What is studiously being excluded from this discussion is that it was Congress that through the Community Reinvestment Act of 1977 prohibited the banks from ‘redlining’ in their mortgage operations and mandated the issuance of loans to unqualified borrowers to enable more people to reach the “American Dream”. Fannie and Freddie threw their doors open and were backed up by the government.
It has to be understood that after the banks were forced to swallow many subprime mortgages that any self-respecting bankers would have been crazy to hang on to. So these subprime mortgages were bundled up, securitized, and sold off. In the process the banks discovered that they could make a lot of money doing that, so in 1999 they lobbied Congress to get rid of the Glass-Stiegall Act (Banking Act of 1933) that would enable their investment branches to lay their hands on the capital held by their commercial operations. Of course the Fed under the Old Maestro Greenspan did not see anything wrong with that
The skids were really greased when in 2000, pushed by the Progressives, Congress passed the American Home Ownership and Economic Opportunity Act that really opened up the floodgates. Then the greed really took over -- so while the regulators remained asleep at the switch things got out of hand. You know the rest of the story…
Except now Obama & Co. are exclusively blaming banks for what had taken place.

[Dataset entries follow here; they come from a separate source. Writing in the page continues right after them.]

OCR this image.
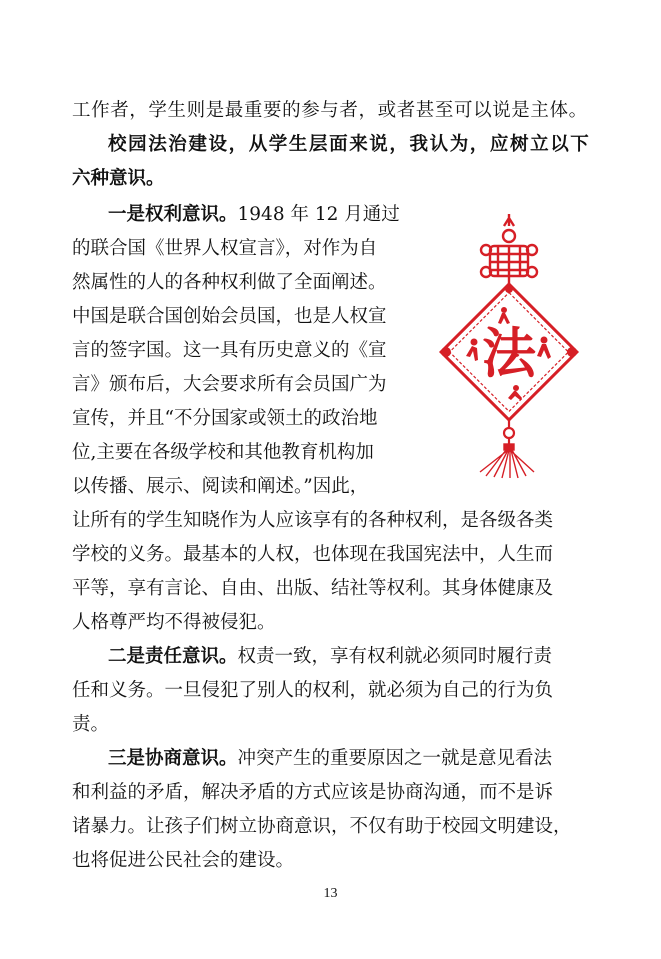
工作者，学生则是最重要的参与者，或者甚至可以说是主体。
校园法治建设，从学生层面来说，我认为，应树立以下
六种意识。
一是权利意识。1948 年 12 月通过
的联合国《世界人权宣言》，对作为自
然属性的人的各种权利做了全面阐述。
中国是联合国创始会员国，也是人权宣
言的签字国。这一具有历史意义的《宣
言》颁布后，大会要求所有会员国广为
宣传，并且“不分国家或领土的政治地
位,主要在各级学校和其他教育机构加
以传播、展示、阅读和阐述。”因此，
让所有的学生知晓作为人应该享有的各种权利，是各级各类
学校的义务。最基本的人权，也体现在我国宪法中，人生而
平等，享有言论、自由、出版、结社等权利。其身体健康及
人格尊严均不得被侵犯。
二是责任意识。权责一致，享有权利就必须同时履行责
任和义务。一旦侵犯了别人的权利，就必须为自己的行为负
责。
三是协商意识。冲突产生的重要原因之一就是意见看法
和利益的矛盾，解决矛盾的方式应该是协商沟通，而不是诉
诸暴力。让孩子们树立协商意识，不仅有助于校园文明建设，
也将促进公民社会的建设。
法
13
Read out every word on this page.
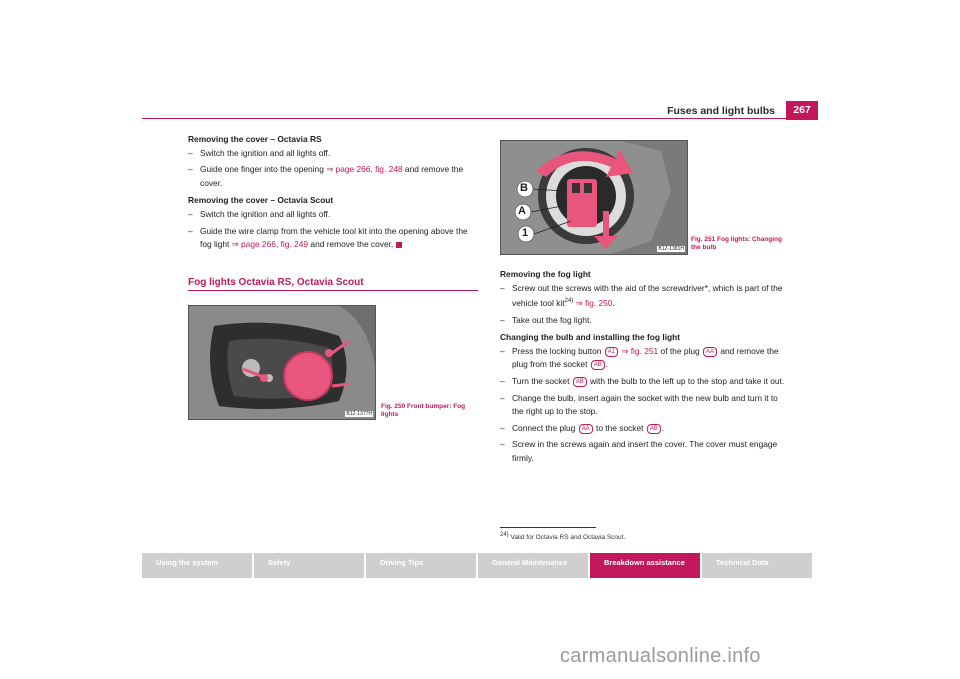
Fuses and light bulbs	267
Removing the cover – Octavia RS
– Switch the ignition and all lights off.
– Guide one finger into the opening ⇒ page 266, fig. 248 and remove the cover.
Removing the cover – Octavia Scout
– Switch the ignition and all lights off.
– Guide the wire clamp from the vehicle tool kit into the opening above the fog light ⇒ page 266, fig. 249 and remove the cover.
Fog lights Octavia RS, Octavia Scout
B1Z-1377H
Fig. 250 Front bumper: Fog lights
B
A
1
B1Z-1381H
Fig. 251 Fog lights: Changing the bulb
Removing the fog light
– Screw out the screws with the aid of the screwdriver*, which is part of the vehicle tool kit$^{24)}$ ⇒ fig. 250.
– Take out the fog light.
Changing the bulb and installing the fog light
– Press the locking button A1 ⇒ fig. 251 of the plug AA and remove the plug from the socket AB .
– Turn the socket AB with the bulb to the left up to the stop and take it out.
– Change the bulb, insert again the socket with the new bulb and turn it to the right up to the stop.
– Connect the plug AA to the socket AB .
– Screw in the screws again and insert the cover. The cover must engage firmly.
$^{24)}$ Valid for Octavia RS and Octavia Scout.
Using the system	Safety	Driving Tips	General Maintenance	Breakdown assistance	Technical Data
carmanualsonline.info
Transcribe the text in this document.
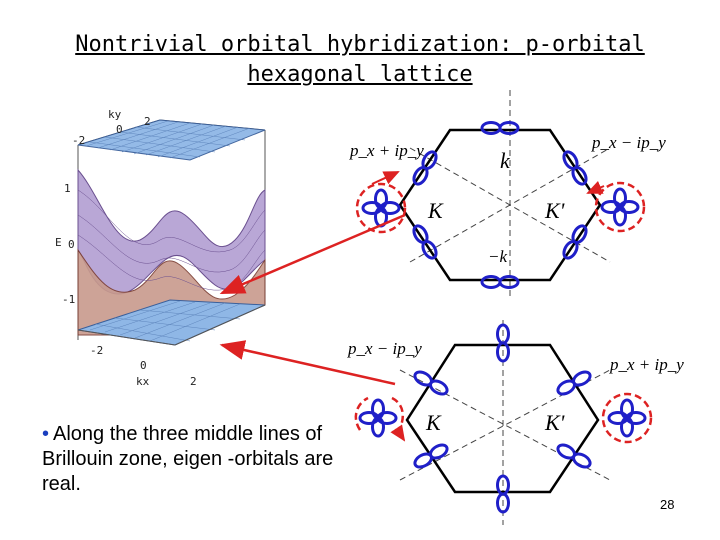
Nontrivial orbital hybridization: p-orbital hexagonal lattice
ky
-2
0
2
E
1
0
-1
-2
0
kx	2
p_x + ip_y	p_x − ip_y
k
K	K'
−k
p_x − ip_y
p_x + ip_y
K	K'
• Along the three middle lines of Brillouin zone, eigen -orbitals are real.
28
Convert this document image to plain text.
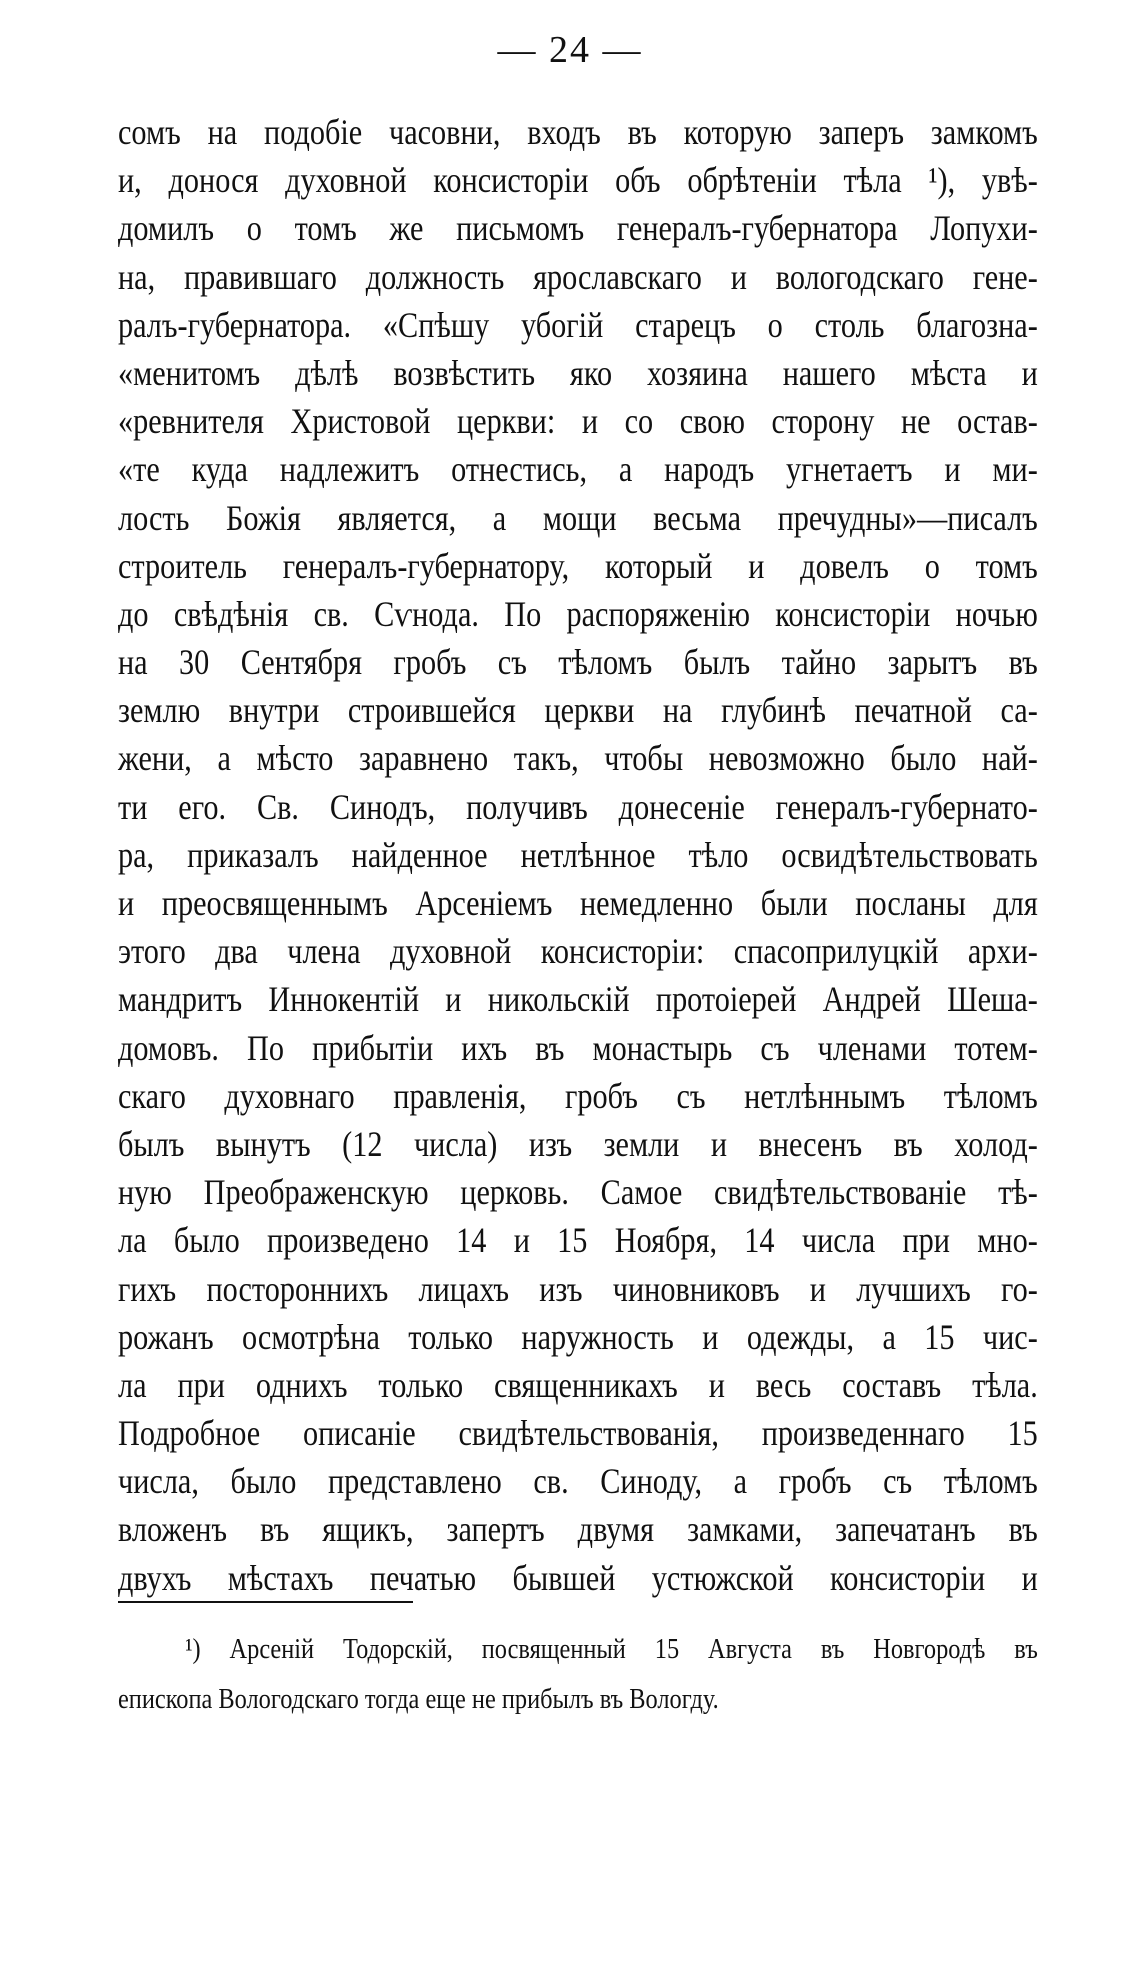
— 24 —
сомъ на подобіе часовни, входъ въ которую заперъ замкомъ
и, донося духовной консисторіи объ обрѣтеніи тѣла ¹), увѣ-
домилъ о томъ же письмомъ генералъ-губернатора Лопухи-
на, правившаго должность ярославскаго и вологодскаго гене-
ралъ-губернатора. «Спѣшу убогій старецъ о столь благозна-
«менитомъ дѣлѣ возвѣстить яко хозяина нашего мѣста и
«ревнителя Христовой церкви: и со свою сторону не остав-
«те куда надлежитъ отнестись, а народъ угнетаетъ и ми-
лость Божія является, а мощи весьма пречудны»—писалъ
строитель генералъ-губернатору, который и довелъ о томъ
до свѣдѣнія св. Сѵнода. По распоряженію консисторіи ночью
на 30 Сентября гробъ съ тѣломъ былъ тайно зарытъ въ
землю внутри строившейся церкви на глубинѣ печатной са-
жени, а мѣсто заравнено такъ, чтобы невозможно было най-
ти его. Св. Синодъ, получивъ донесеніе генералъ-губернато-
ра, приказалъ найденное нетлѣнное тѣло освидѣтельствовать
и преосвященнымъ Арсеніемъ немедленно были посланы для
этого два члена духовной консисторіи: спасоприлуцкій архи-
мандритъ Иннокентій и никольскій протоіерей Андрей Шеша-
домовъ. По прибытіи ихъ въ монастырь съ членами тотем-
скаго духовнаго правленія, гробъ съ нетлѣннымъ тѣломъ
былъ вынутъ (12 числа) изъ земли и внесенъ въ холод-
ную Преображенскую церковь. Самое свидѣтельствованіе тѣ-
ла было произведено 14 и 15 Ноября, 14 числа при мно-
гихъ постороннихъ лицахъ изъ чиновниковъ и лучшихъ го-
рожанъ осмотрѣна только наружность и одежды, а 15 чис-
ла при однихъ только священникахъ и весь составъ тѣла.
Подробное описаніе свидѣтельствованія, произведеннаго 15
числа, было представлено св. Синоду, а гробъ съ тѣломъ
вложенъ въ ящикъ, запертъ двумя замками, запечатанъ въ
двухъ мѣстахъ печатью бывшей устюжской консисторіи и
¹) Арсеній Тодорскій, посвященный 15 Августа въ Новгородѣ въ
епископа Вологодскаго тогда еще не прибылъ въ Вологду.
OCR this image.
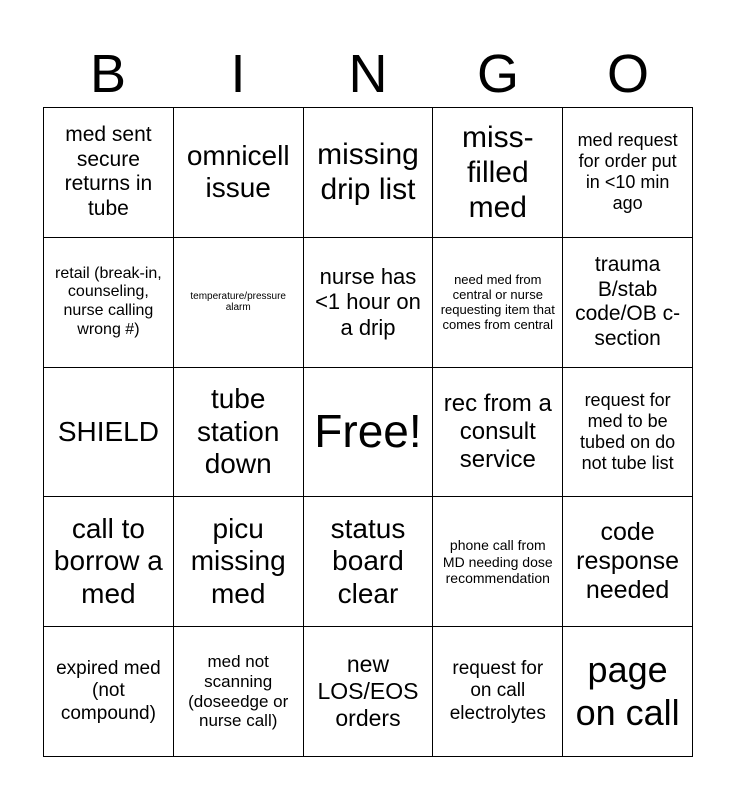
B	I	N	G	O
med sent secure returns in tube
omnicell issue
missing drip list
miss-filled med
med request for order put in <10 min ago
retail (break-in, counseling, nurse calling wrong #)
temperature/pressure alarm
nurse has <1 hour on a drip
need med from central or nurse requesting item that comes from central
trauma B/stab code/OB c-section
SHIELD
tube station down
Free!
rec from a consult service
request for med to be tubed on do not tube list
call to borrow a med
picu missing med
status board clear
phone call from MD needing dose recommendation
code response needed
expired med (not compound)
med not scanning (doseedge or nurse call)
new LOS/EOS orders
request for on call electrolytes
page on call
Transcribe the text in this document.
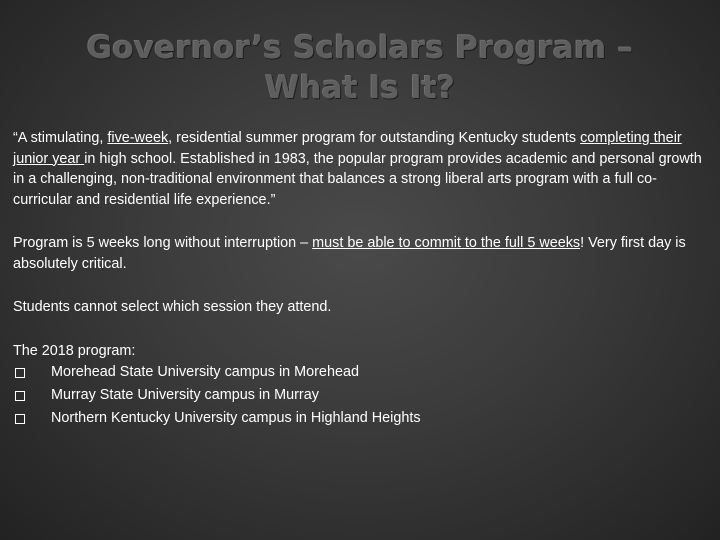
Governor’s Scholars Program – What Is It?

“A stimulating, five-week, residential summer program for outstanding Kentucky students completing their junior year in high school. Established in 1983, the popular program provides academic and personal growth in a challenging, non-traditional environment that balances a strong liberal arts program with a full co-curricular and residential life experience.”

Program is 5 weeks long without interruption – must be able to commit to the full 5 weeks! Very first day is absolutely critical.

Students cannot select which session they attend.

The 2018 program:
Morehead State University campus in Morehead
Murray State University campus in Murray
Northern Kentucky University campus in Highland Heights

In the days ahead it can be expected that the administration will concentrate its attacks on the banks. First, if for no other reason than to divert the attention from the other failures of the Administration’s legislative agenda. But more importantly it has to be recognized that to accomplish Obama’s agenda to “fundamentally change the country” they will first have to control the financial industry that feeds capital to the other segments of the economy and other industries. Let’s not forget the old motto, which in simple term says, “He who has gold, rules.” And since the financial industry is where ‘gold’ is, it is not too difficult to understand why it is the major target of the White House ideologues. This in the final phases of the process, if given enough by the electorate, may lead to outright nationalization by offering the justification that “the system does not work”.
Meanwhile on Wall Street and in the media the various experts will concentrate on the minutia and the nits of the day-to-day events – failing to see the forest and the trees, for the knotholes in the trees (and never mind the forest) – unable, or unwilling, to connect the dots.
Always keep an eye on the big picture that has been clearly painted by the Big Master himself…
Stan
Thank you, Stan, for allowing me to post this.